Chargé des affaires sociales de la Dynamique Monseigneur KPODZRO (DMK), Gérard Djossou a été enlevé le 27 novembre dernier par des gendarmes en civil à Lomé, d’après un communiqué du Procureur de la République daté du 28 novembre. Le militant de l’opposition revenait d’une réunion avec les ambassadeurs de France, d’Allemagne, des Etats-Unis, de l’Union européenne et du Programme des Nations Unies pour le Développement. Le DMK est une coalition de partis d’opposition et d’association ayant soutenu la candidature d’Agbeyomé Kodjo à la récente élection présidentielle.  Gérard Djossou est, de sources policières, accusé d’« atteinte à la sûreté de l’Etat ».

Jack Djossou

D’après un communiqué rendu public par le collectif des avocats de la DMK le 28 novembre dernier, Gérard Djossou a subi un interrogatoire musclé de 10 heures de temps, sans avocat. Les hommes en robe noire en appelle à une procédure impartiale et équitable contre leur client : « Nous engageons donc Monsieur le Procureur de la République à garantir effectivement une enquête indépendante et impartiale respectant les standards d’une procédure pénale équitable ; Cette affaire ne repose sur aucun élément sérieux de fait et de droit. En conséquence, l’État togolais qui poursuit Monsieur DJOSSOU doit garantir sa sécurité voire sa vie », mentionne le collectif d’avocats dans son communiqué.

Pays francophone d’Afrique de l’Ouest, le Togo ploie depuis près de 60 ans sous une monarchie républicaine.

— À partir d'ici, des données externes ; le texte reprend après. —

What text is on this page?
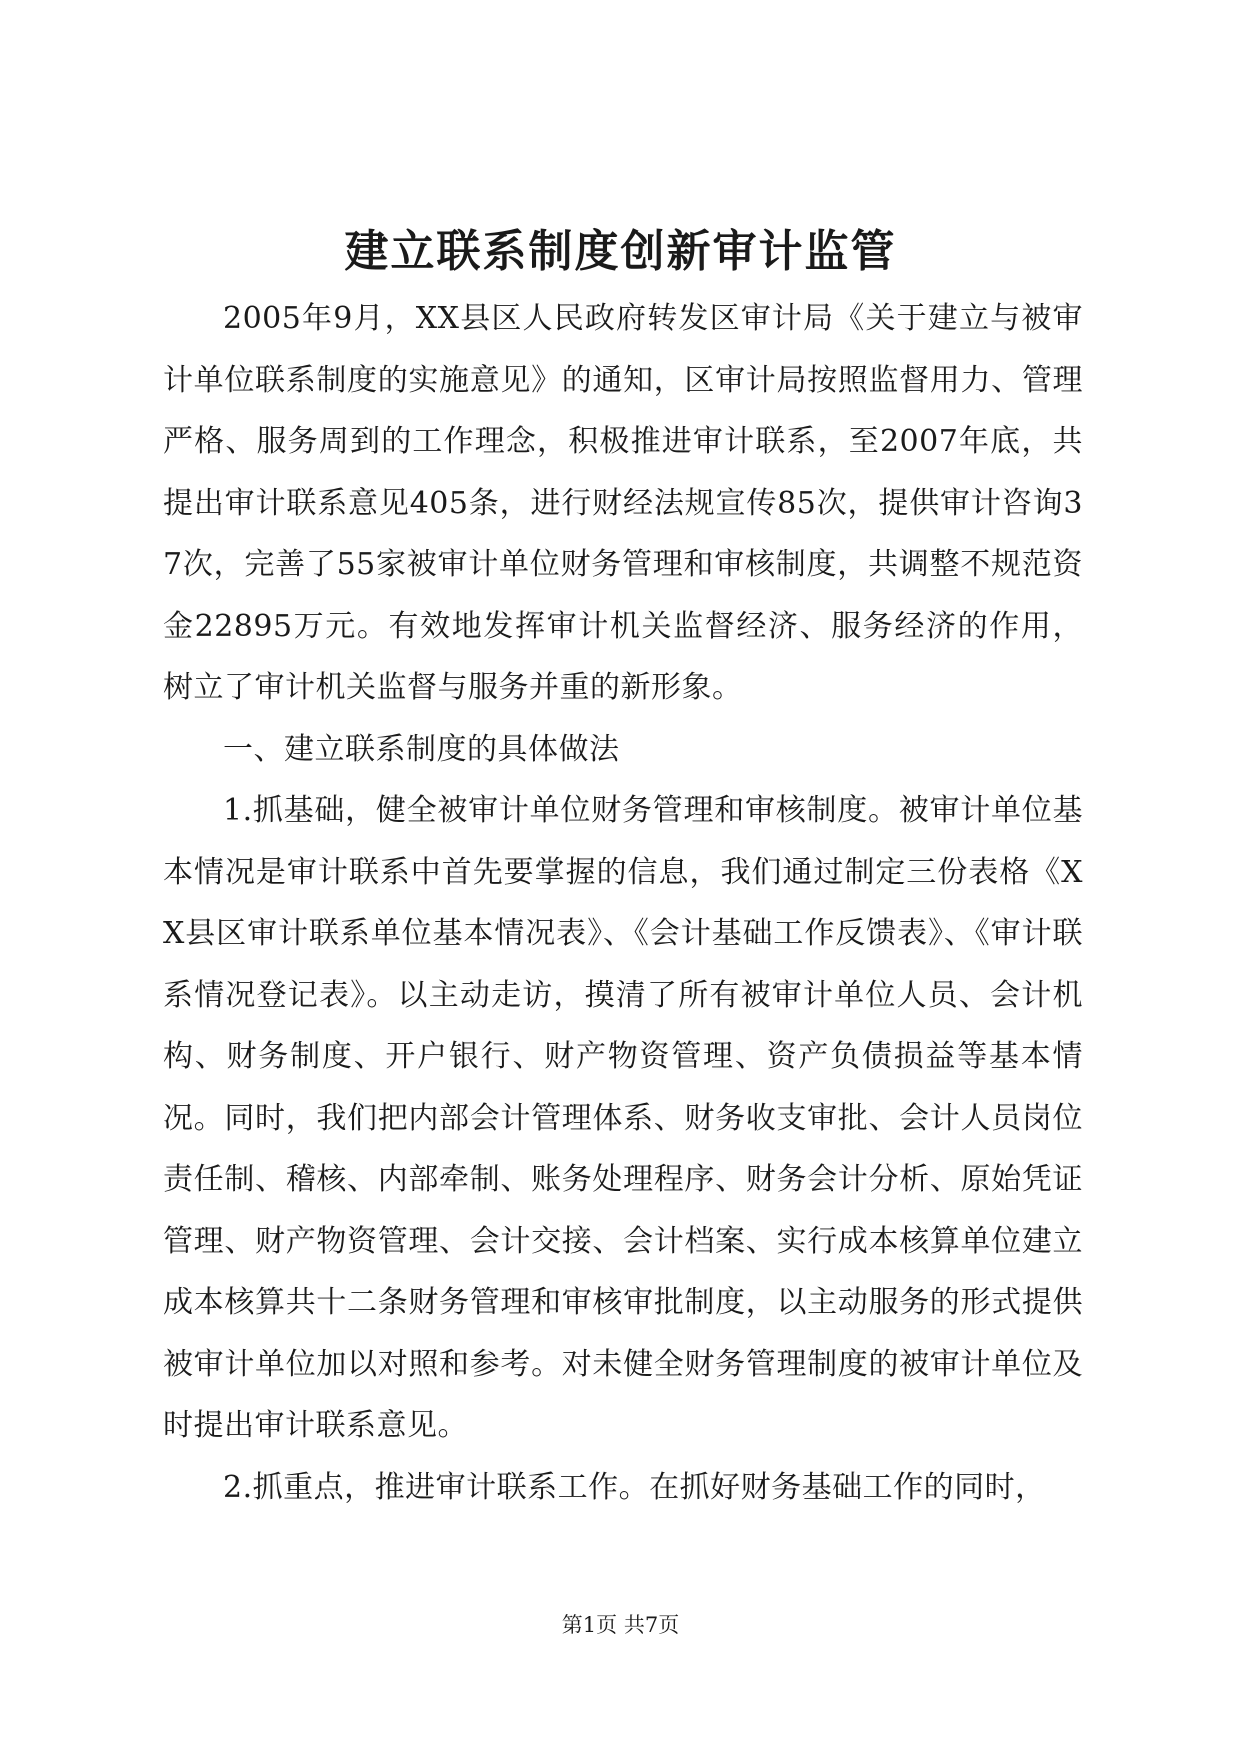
建立联系制度创新审计监管

2005年9月，XX县区人民政府转发区审计局《关于建立与被审计单位联系制度的实施意见》的通知，区审计局按照监督用力、管理严格、服务周到的工作理念，积极推进审计联系，至2007年底，共提出审计联系意见405条，进行财经法规宣传85次，提供审计咨询37次，完善了55家被审计单位财务管理和审核制度，共调整不规范资金22895万元。有效地发挥审计机关监督经济、服务经济的作用，树立了审计机关监督与服务并重的新形象。

一、建立联系制度的具体做法

1.抓基础，健全被审计单位财务管理和审核制度。被审计单位基本情况是审计联系中首先要掌握的信息，我们通过制定三份表格《XX县区审计联系单位基本情况表》、《会计基础工作反馈表》、《审计联系情况登记表》。以主动走访，摸清了所有被审计单位人员、会计机构、财务制度、开户银行、财产物资管理、资产负债损益等基本情况。同时，我们把内部会计管理体系、财务收支审批、会计人员岗位责任制、稽核、内部牵制、账务处理程序、财务会计分析、原始凭证管理、财产物资管理、会计交接、会计档案、实行成本核算单位建立成本核算共十二条财务管理和审核审批制度，以主动服务的形式提供被审计单位加以对照和参考。对未健全财务管理制度的被审计单位及时提出审计联系意见。

2.抓重点，推进审计联系工作。在抓好财务基础工作的同时，

第1页 共7页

Avant Faure Gnassingbé, au pouvoir depuis le 4 mai 2005, c’est son père, Gnassingbé Eyadéma, arrivé au pouvoir suite à un coup d’Etat, qui a régné sans partage sur le peuple togolais du 15 avril 1963 à sa mort le 5 février 2005.  Le contrôle de l’appareil de l’Etat togolais par une famille depuis des décennies favorise un climat aussi bien peu propice à l’émergence d’une véritable démocratie que délétère pour les hommes politiques de l’opposition et les défenseurs des droits humains, victimes de toute sorte de brimades.